Kriz matbaaları vurdu: 'Vadeli çek ve çek kırdırma bitti, sigortasız işçi çalıştırmalar tekrar başlayacak'
Matbaacılık sektörünün duayen ismi anlattı: ‘‘Ekonomik kriz yüzünden sektörde çek verme ve çek kırdırma bitti ama asıl fırtına henüz gelmedi.’’
GERÇEK GÜNDEM ÖZEL
Bir yanda kurdaki artış diğer yandan dizginlenemeyen enflasyon Türkiye ekonomisini sıkıştırıyor.
Hal böyleyken AKP döneminin en yüksek büyümesiyle bitmesi beklenen 2021, ekonomik krizin tavan yaptığı hatta belki de bu iktidarın artık çıkmaz sokağa girdiği yıl olarak geçecek tarih kitaplarına.
Faizler düştü, bu inşaat sektörüne yarayacak deniyor kimi yerlerde.
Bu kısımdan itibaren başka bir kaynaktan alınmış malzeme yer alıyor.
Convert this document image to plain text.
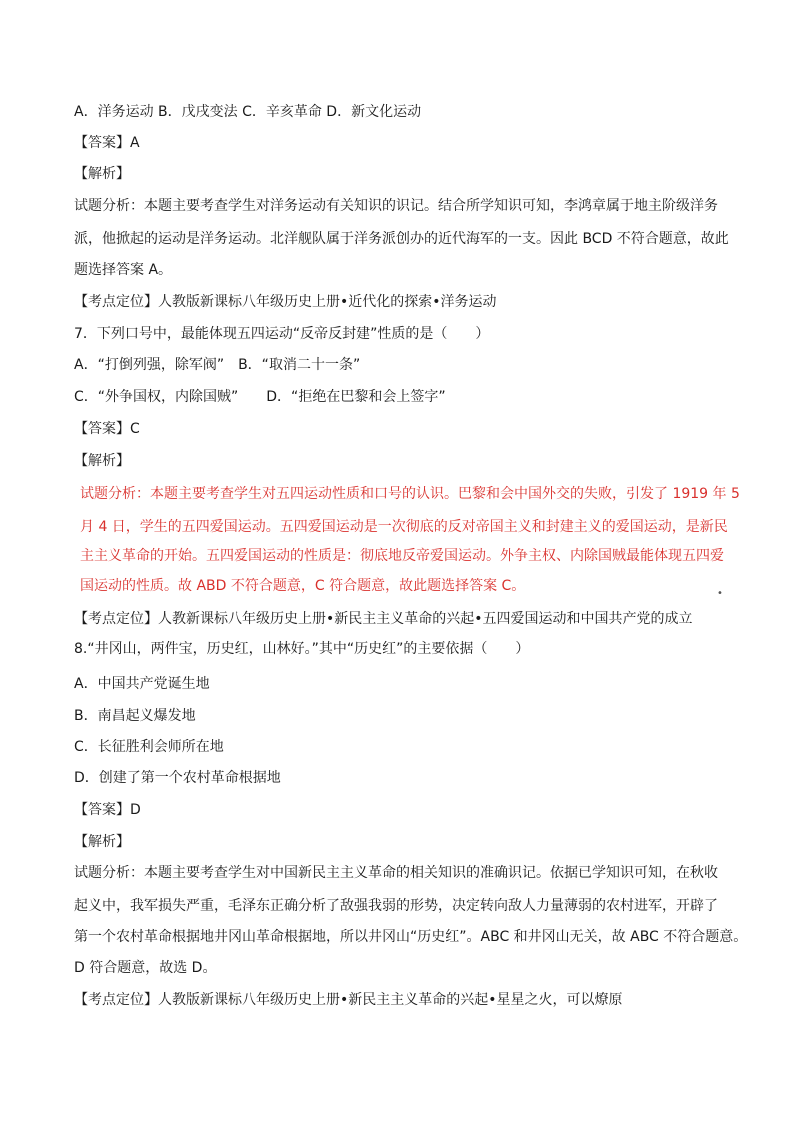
A．洋务运动 B．戊戌变法 C．辛亥革命 D．新文化运动
【答案】A
【解析】
试题分析：本题主要考查学生对洋务运动有关知识的识记。结合所学知识可知，李鸿章属于地主阶级洋务
派，他掀起的运动是洋务运动。北洋舰队属于洋务派创办的近代海军的一支。因此 BCD 不符合题意，故此
题选择答案 A。
【考点定位】人教版新课标八年级历史上册•近代化的探索•洋务运动
7．下列口号中，最能体现五四运动“反帝反封建”性质的是（　　）
A．“打倒列强，除军阀”　B．“取消二十一条”
C．“外争国权，内除国贼”　　D．“拒绝在巴黎和会上签字”
【答案】C
【解析】
试题分析：本题主要考查学生对五四运动性质和口号的认识。巴黎和会中国外交的失败，引发了 1919 年 5
月 4 日，学生的五四爱国运动。五四爱国运动是一次彻底的反对帝国主义和封建主义的爱国运动，是新民
主主义革命的开始。五四爱国运动的性质是：彻底地反帝爱国运动。外争主权、内除国贼最能体现五四爱
国运动的性质。故 ABD 不符合题意，C 符合题意，故此题选择答案 C。	•
【考点定位】人教新课标八年级历史上册•新民主主义革命的兴起•五四爱国运动和中国共产党的成立
8.“井冈山，两件宝，历史红，山林好。”其中“历史红”的主要依据（　　）
A．中国共产党诞生地
B．南昌起义爆发地
C．长征胜利会师所在地
D．创建了第一个农村革命根据地
【答案】D
【解析】
试题分析：本题主要考查学生对中国新民主主义革命的相关知识的准确识记。依据已学知识可知，在秋收
起义中，我军损失严重，毛泽东正确分析了敌强我弱的形势，决定转向敌人力量薄弱的农村进军，开辟了
第一个农村革命根据地井冈山革命根据地，所以井冈山“历史红”。ABC 和井冈山无关，故 ABC 不符合题意。
D 符合题意，故选 D。
【考点定位】人教版新课标八年级历史上册•新民主主义革命的兴起•星星之火，可以燎原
Ama inşaatçılarla, müteahhitlerle konuştuğumuzda konuk stokunun hızla eridiğinin doğru olduğunu ama artan fiyatlar nedeniyle yeni inşaata başlama iştahının kapandığını söylüyorlar.
MATBAACILIK SEKTÖRÜ KRİZİN SİLLESİNİ İLK YİYEN SEKTÖRLERDEN
İhracatçılar bir miktar daha umutlular ama onlar da kurun bu kadar hızlı değişmesini hiç istemiyorlar. Onların asıl tercih ve beklentileri, yavaş ve öngörülebilir bir biçimde artan kur.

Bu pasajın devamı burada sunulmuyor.